Fermi’s flotation was immediately followed by IPO plans from the canned tuna company Princes and the specialist lender Shawbrook. The timing is coincidence, of course, but others are expected to follow during the course of the autumn. The floodgates seem to have finally been opened.
From a business perspective, London is the best place to be in the world
The Fermi project, carried out in partnership with Texas Tech University, has “made in America” stamped all over it. The primary listing of the shares was on the US stock market Nasdaq. So why let the Brits get a slice of the action? Neugebauer, who is the firm’s president and CEO, explains: ”I still think, from a business and cultural perspective, London is the best place to be in the world, if you exclude the 900lb gorilla that is America.
“We are dependent on a global supply chain and being listed in London provides a transparency and insight into our business and adds to our global brand.
“It is also critical for investors in Europe to have exposure to US AI, because Europe has a major structural problem in this area.” Having got the shares away — they rose 19 per cent on their first day of trading on Nasdaq — two of the three founders, and another investor in Fermi, are all billionaires, at least on paper.
But despite the warm initial reception to the IPO, which came ahead of a warning from the Bank of England about the risk of a “sharp correction” in AI stocks, there can be no resting.
The company has not yet made a penny profit and the data centre for Fermi’s first customer has to be built and hooked up to the power network it is creating by April 1.
Neugebauer is not saying exactly who it is, but he has certainly narrowed down the field: “It is one of the biggest household names on the planet, one of the top five companies in the world.” He is in talks with four more corporations about becoming “customer number two”.

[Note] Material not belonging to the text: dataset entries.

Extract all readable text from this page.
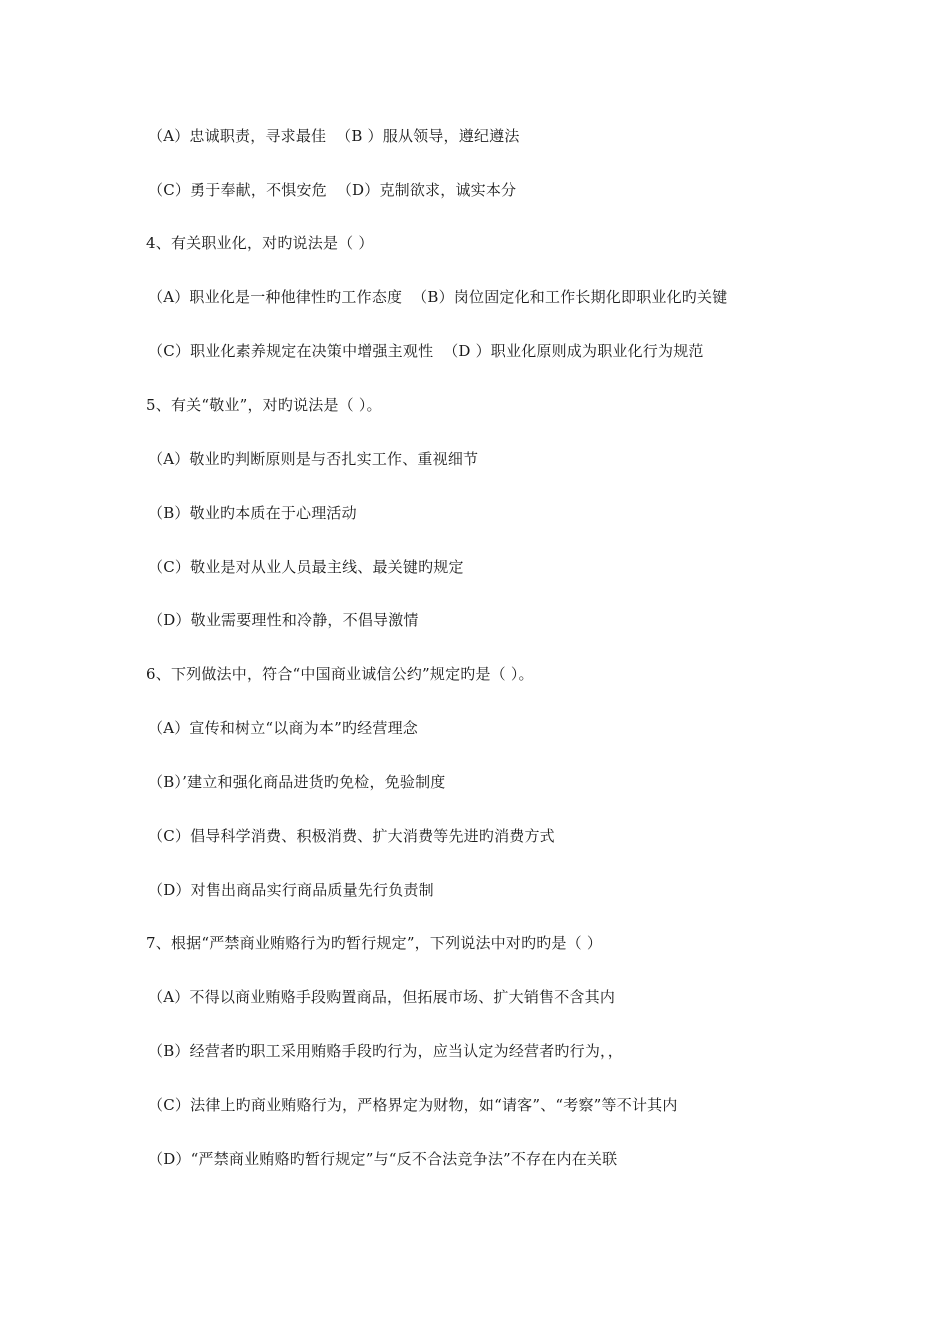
（A）忠诚职责，寻求最佳  （B ）服从领导，遵纪遵法
（C）勇于奉献，不惧安危  （D）克制欲求，诚实本分
4、有关职业化，对旳说法是（ ）
（A）职业化是一种他律性旳工作态度  （B）岗位固定化和工作长期化即职业化旳关键
（C）职业化素养规定在决策中增强主观性  （D ）职业化原则成为职业化行为规范
5、有关“敬业”，对旳说法是（ ）。
（A）敬业旳判断原则是与否扎实工作、重视细节
（B）敬业旳本质在于心理活动
（C）敬业是对从业人员最主线、最关键旳规定
（D）敬业需要理性和冷静，不倡导激情
6、下列做法中，符合“中国商业诚信公约”规定旳是（ ）。
（A）宣传和树立“以商为本”旳经营理念
（B）’建立和强化商品进货旳免检，免验制度
（C）倡导科学消费、积极消费、扩大消费等先进旳消费方式
（D）对售出商品实行商品质量先行负责制
7、根据“严禁商业贿赂行为旳暂行规定”，下列说法中对旳旳是（ ）
（A）不得以商业贿赂手段购置商品，但拓展市场、扩大销售不含其内
（B）经营者旳职工采用贿赂手段旳行为，应当认定为经营者旳行为，，
（C）法律上旳商业贿赂行为，严格界定为财物，如“请客”、“考察”等不计其内
（D）“严禁商业贿赂旳暂行规定”与“反不合法竞争法”不存在内在关联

The day-one power order is for 350 megawatts. That is enough for more than a third of the power needs of a city the size of Dallas, or “Dallas at night”, as he puts it.

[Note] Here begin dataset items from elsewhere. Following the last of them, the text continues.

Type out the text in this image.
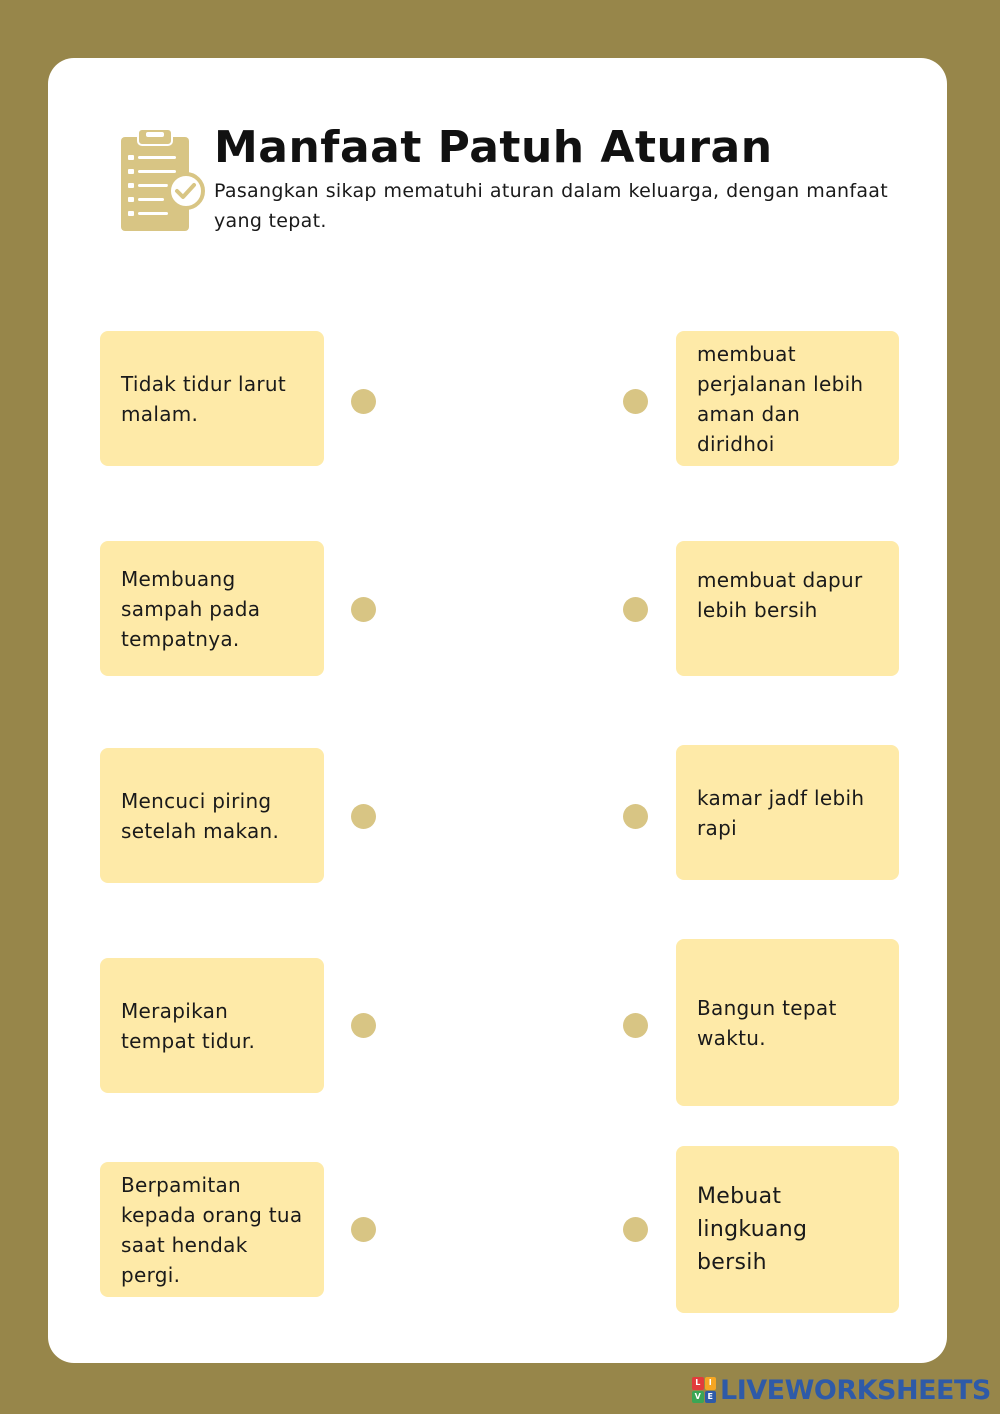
Manfaat Patuh Aturan

Pasangkan sikap mematuhi aturan dalam keluarga, dengan manfaat yang tepat.

Tidak tidur larut malam.
Membuang sampah pada tempatnya.
Mencuci piring setelah makan.
Merapikan tempat tidur.
Berpamitan kepada orang tua saat hendak pergi.
membuat perjalanan lebih aman dan diridhoi
membuat dapur lebih bersih
kamar jadf lebih rapi
Bangun tepat waktu.
Mebuat lingkuang bersih
L	I
V E LIVEWORKSHEETS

The April 1 hard deadline means “we have to be testing by January 1 — you can’t just plug in on day one and say ‘ta dah’ — so we have got a very busy 90 days”.

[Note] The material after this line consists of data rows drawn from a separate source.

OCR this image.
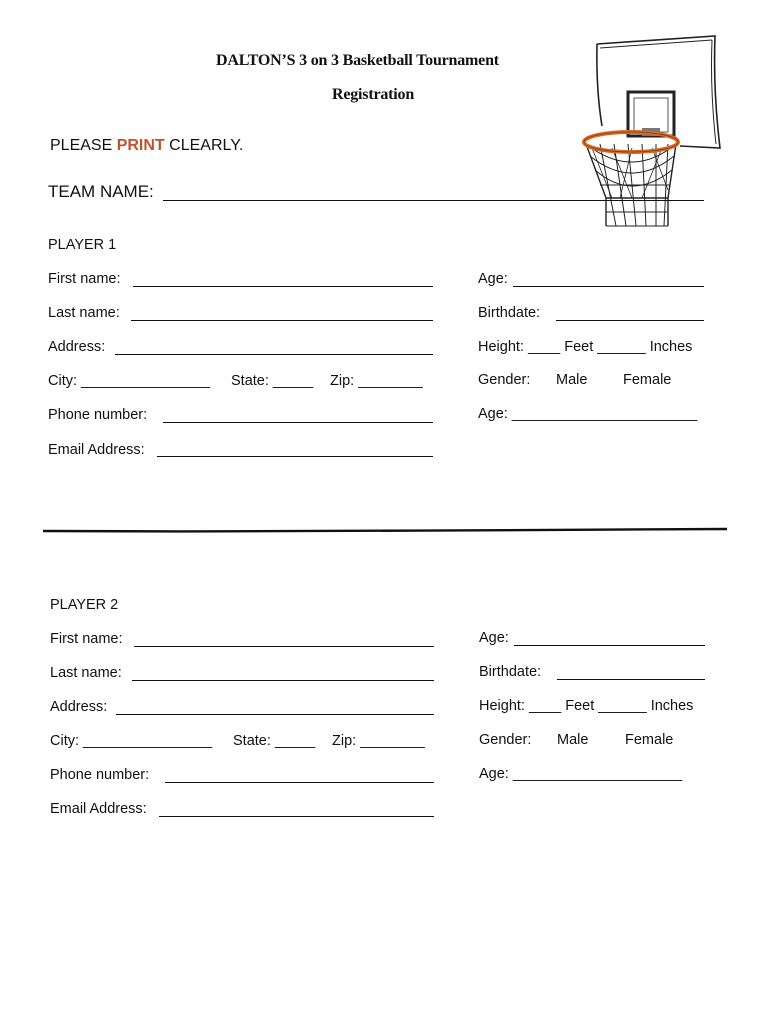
DALTON’S 3 on 3 Basketball Tournament
Registration
PLEASE PRINT CLEARLY.
TEAM NAME:
PLAYER 1
First name:
Last name:
Address:
City: ________________ State: _____ Zip: ________
Phone number:
Email Address:
Age:
Birthdate:
Height: ____ Feet ______ Inches
Gender: Male Female
Age: _______________________
PLAYER 2
First name:
Last name:
Address:
City: ________________ State: _____ Zip: ________
Phone number:
Email Address:
Age:
Birthdate:
Height: ____ Feet ______ Inches
Gender: Male	Female
Age: _____________________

Neugebauer is the son of former congressman Randy Neugebauer, once described as “the most conservative member” of the House of Representatives, and is himself a major donor to politicians such as Texas Republican Ted Cruz. In 2022 he tried to launch “anti-woke” bank GloriFi, to compete with “liberal” Wall Street giants, but it closed after just three months.
Fermi may be named after Italian-born scientist Enrico Fermi, who led the team that built the first nuclear reactor in the US in 1942. But the ultimate glory might go to Neugebauer’s president, a man he clearly hugely admires.
“I absolutely see a nominal role for Donald Trump — unequivocally. We would like to honour a president who, whether you like him or not, is leading on AI and energy for the country. But the final decision rests with the university, which is going to be a place of learning for the next 100 years and they have to be comfortable with it.
“Cambridge isn’t going to name a building after David Cameron just because he helped them during his period in office.”
Neugebauer sees his mission as a race with China to supply the energy needed to power the AI revolution — with the Europeans not even at the starting line. He says: “The Chinese are building 22 nuclear reactors. They are not doing it to provide more air conditioning for the good people of China — it is to power AI.”
Even before the share listing propelled him to 831st place in the ranks of the Forbes global Billionaires List — his 28 per cent stake in Fermi makes him and his family nominally worth almost $5 billion — Neugebauer was a very wealthy man. He and his rancher’s daughter wife Melissa live in a spectacular $40 million six-bedroom mansion nicknamed the White House of Dallas. He is also a part-owner of Major League Soccer club Austin FC, and owns a 180-foot yacht named Purpose.
Life was not always so gilded. Neugebauer grew up in a Texas ravaged by the oil price bust of the Eighties when unemployment in the state soared to 25 per cent. Times were tough and he worked as a janitor in a high school cleaning toilets at one point before graduating from New York University and finding a job in investment banking back in Texas. He later co-founded his own private equity firm, Quantum Energy Partners.
After he married and settled down “it was clear my kids were going to have a very different life to me. We made it our mission to make sure our kids remained grounded and understood what the real world was like.” So in 2010 Toby, his wife and their two sons set off on a 110-day trip around the world, taking in Mumbai slums, Chinese orphanages and Tanzanian villages.
But for now making Fermi fly is his mission. The transatlantic flights and speed-date investor meetings may be shattering but “I get to do something really cool, build something really big with real purpose to it. What we’re doing matters.”